Частотное, нередко не оправданное языковой целесообразностью употребление иноязычных слов и элементов приводит к созданию своеобразного языкового кода, непонятного большинству и доступного лишь «избранным». Для такого употребления характерно отсутствие каких-либо пояснений значения слова – ранее традиционного, практически обязательного способа ввода в текст неизвестных или малопонятных слов – и даже диагностирующего контекста. См., например:

Ситуацию, когда он, оснащенный полученными в Лондоне знаниями о валютных рынках, начинал заниматься бизнесом в Москве, он описывает как «даун» серьезный (Новая газета, 2009, №59). Фронтмен народно-государственного ВИА «Любэ»…Николай Расторгуев продолжает в одной из столичных клиник реабилитационный курс (Известия, 2009, №77). Мне интересно сделать что-то, что ни у кого не получается. Создавать авиакомпанию – это очень большой «челлендж» (Новая газета, 2009, № 59). Ольга Слуцкер превратила фитнес в модную религию. У неё тренируются все российские селебритиз (Глянец, 2008, №21).

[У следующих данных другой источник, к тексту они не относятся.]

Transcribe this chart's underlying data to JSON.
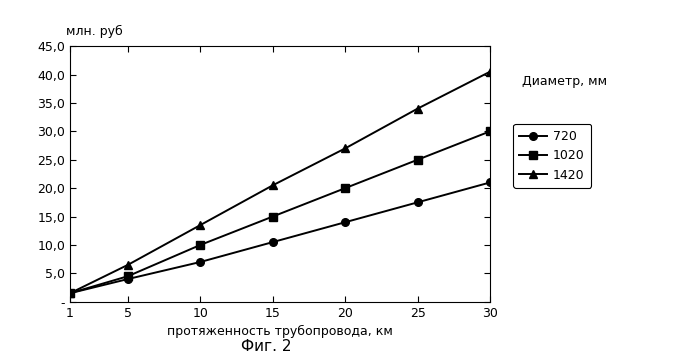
{
  "x": [
    1,
    5,
    10,
    15,
    20,
    25,
    30
  ],
  "y_720": [
    1.5,
    4.0,
    7.0,
    10.5,
    14.0,
    17.5,
    21.0
  ],
  "y_1020": [
    1.5,
    4.5,
    10.0,
    15.0,
    20.0,
    25.0,
    30.0
  ],
  "y_1420": [
    1.5,
    6.5,
    13.5,
    20.5,
    27.0,
    34.0,
    40.5
  ],
  "xlabel": "протяженность трубопровода, км",
  "ylabel": "млн. руб",
  "legend_title": "Диаметр, мм",
  "legend_labels": [
    "720",
    "1020",
    "1420"
  ],
  "caption": "Фиг. 2",
  "ylim": [
    0,
    45
  ],
  "xlim": [
    1,
    30
  ],
  "yticks": [
    0,
    5,
    10,
    15,
    20,
    25,
    30,
    35,
    40,
    45
  ],
  "ytick_labels": [
    "-",
    "5,0",
    "10,0",
    "15,0",
    "20,0",
    "25,0",
    "30,0",
    "35,0",
    "40,0",
    "45,0"
  ],
  "xticks": [
    1,
    5,
    10,
    15,
    20,
    25,
    30
  ],
  "line_color": "#000000",
  "marker_circle": "o",
  "marker_square": "s",
  "marker_triangle": "^",
  "bg_color": "#ffffff"
}
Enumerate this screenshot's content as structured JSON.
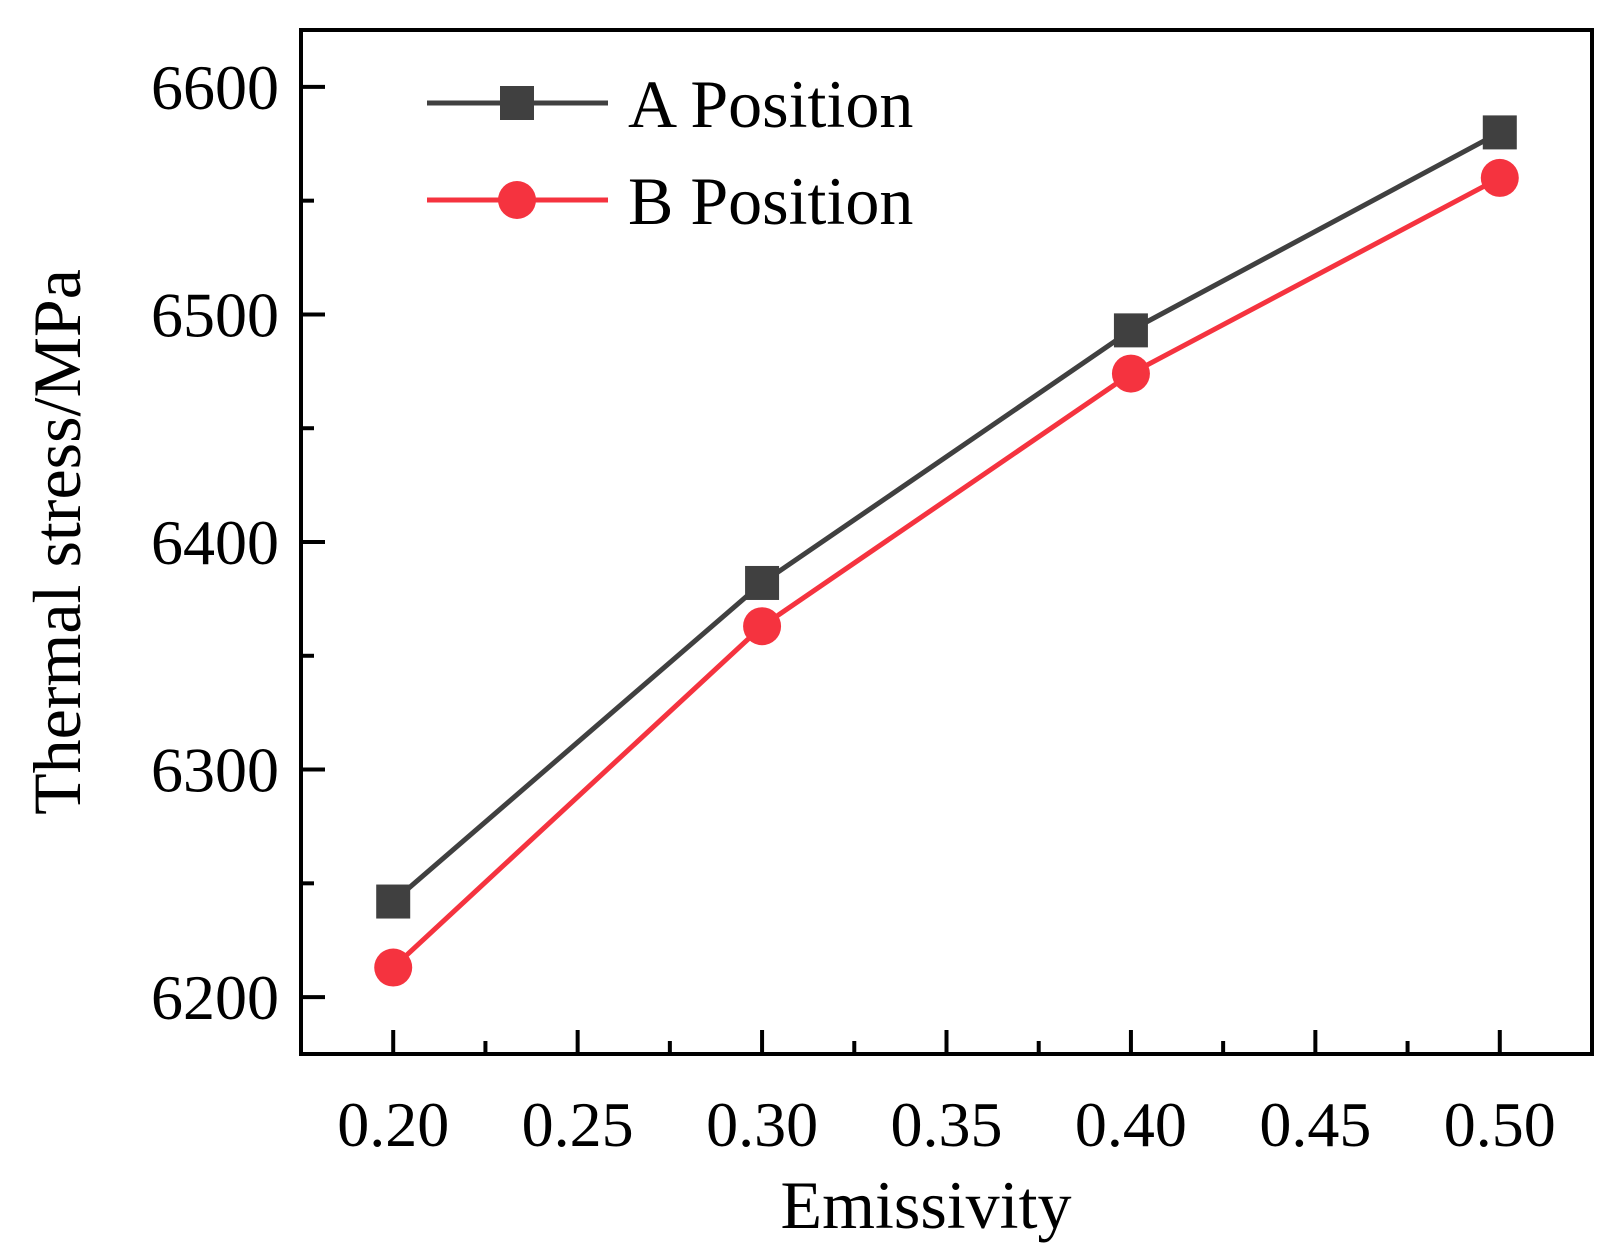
{
  "chart_data": {
    "type": "line",
    "title": "",
    "xlabel": "Emissivity",
    "ylabel": "Thermal stress/MPa",
    "xlim": [
      0.175,
      0.525
    ],
    "ylim": [
      6175,
      6625
    ],
    "x_ticks": [
      0.2,
      0.25,
      0.3,
      0.35,
      0.4,
      0.45,
      0.5
    ],
    "x_tick_labels": [
      "0.20",
      "0.25",
      "0.30",
      "0.35",
      "0.40",
      "0.45",
      "0.50"
    ],
    "x_minor_ticks": [
      0.225,
      0.275,
      0.325,
      0.375,
      0.425,
      0.475
    ],
    "y_ticks": [
      6200,
      6300,
      6400,
      6500,
      6600
    ],
    "y_tick_labels": [
      "6200",
      "6300",
      "6400",
      "6500",
      "6600"
    ],
    "y_minor_ticks": [
      6250,
      6350,
      6450,
      6550
    ],
    "x": [
      0.2,
      0.3,
      0.4,
      0.5
    ],
    "series": [
      {
        "name": "A Position",
        "values": [
          6242,
          6382,
          6493,
          6580
        ],
        "color": "#404040",
        "marker": "square"
      },
      {
        "name": "B Position",
        "values": [
          6213,
          6363,
          6474,
          6560
        ],
        "color": "#f5333f",
        "marker": "circle"
      }
    ],
    "legend": "top-left",
    "grid": false
  }
}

Одной из отличительных черт функционирования иноязычных слов и элементов является чрезвычайно активное использование иноязычной графики – латиницы – в рекламе, в языке прессы, в названиях различного рода компаний, фирм, творческих коллективов, ресторанов, торговых центров и т.д. Примечательно, что в разные периоды развития языка передача облика слова средствами нерусской графики преимущественно характеризовала определенный разряд иноязычных слов – иноязычные вкрапления, тогда как сегодня данное явление отмечается и в функционировании других разрядов иноязычной лексики. Иноязычная графика может быть представлена целым словом, многословным наименованием, отдельным элементом – буквой или сочетанием букв.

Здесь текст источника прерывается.